Alister McGrath, along with his wife, Joanna, are ideal to evaluate Dawkins’s ideas. Once an atheist himself, Alister gained a doctorate in molecular biophysics before going on to become a leading Christian theologian. He wonders how two people, who have reflected at length on substantially the same world, could possibly have come to such different conclusions about God. The McGraths subject Dawkins’s critique of faith to rigorous scrutiny. This exhilarating, meticulously argued response deals with questions such as:

  • Is faith intellectual nonsense?
  • Are science and religion locked in a battle to the death?
  • Can the roots of Christianity be explained away scientifically?
  • Is Christianity simply a force for evil?

This book will be warmly received by those looking for a reliable assessment of The God Delusion and the many questions it raises—including, above all, the relevance of faith and the quest for meaning.

2008 Christian Bookseller’s Covention Book of the Year Award winner

  • Discusses The God Delusion from the unique perspective of a former atheist
  • Presents a critical engagement with the arguments set out in The God Delusion
  • Assesses the reliability of Dawkin’s critique of faith in God
  • Deluded about God?
  • Has Science Disproved God?
  • What Are the Origins of Religion?
  • Is Religion Evil?

Top Highlights

“Though an atheist, Gould was absolutely clear that the natural sciences—including evolutionary theory—were consistent with both atheism and conventional religious belief.” (Pages ix–x)

“Bringing up children within a religious tradition, he suggests, is a form of child abuse.” (Page 3)

“Scientific theories cannot be said to ‘explain the world’—only to explain the phenomena which are observed within the world.” (Page 16)

“The natural sciences depend on inductive inference, which is a matter of ‘weighing evidence and judging probability, not of proof’” (Page 14)

“God is a delusion—a ‘psychotic delinquent’ invented by mad, deluded people.1” (Page 1)

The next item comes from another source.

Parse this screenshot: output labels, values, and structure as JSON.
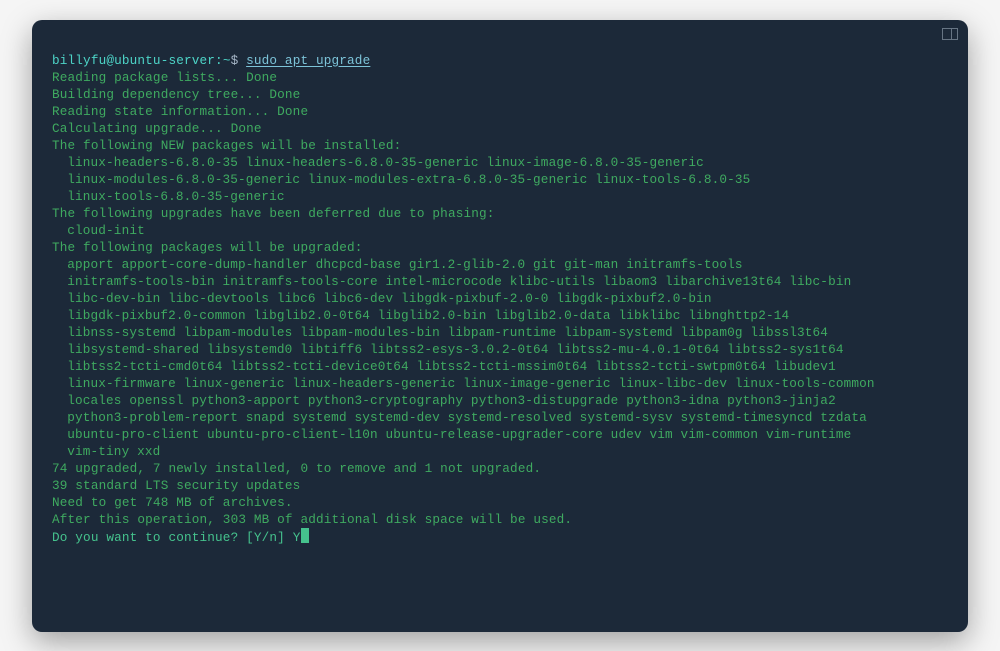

McGrath identifies Dawkins’ flawed arguments with surgical precision. McGrath spotlights Dawkins’ embarrassing biblical ignorance and exposes his religion-as-virus-of-the-mind theory as sociological naïvete. This intelligent yet accessible book is a must-read for anyone interested in the subject or for those with friends sucked under by the new current of atheist literature.

New Man, November/December 2007

Combining scholarship with a popular style, the McGraths examine Dawkins’ arguments and find them wanting. They show the inadequacy of his argument on the major points, contending that Dawkins’ critique of religion is based on hearsay and anecdotal evidence rather than on hard research, and that he employs rhetoric rather than rationality.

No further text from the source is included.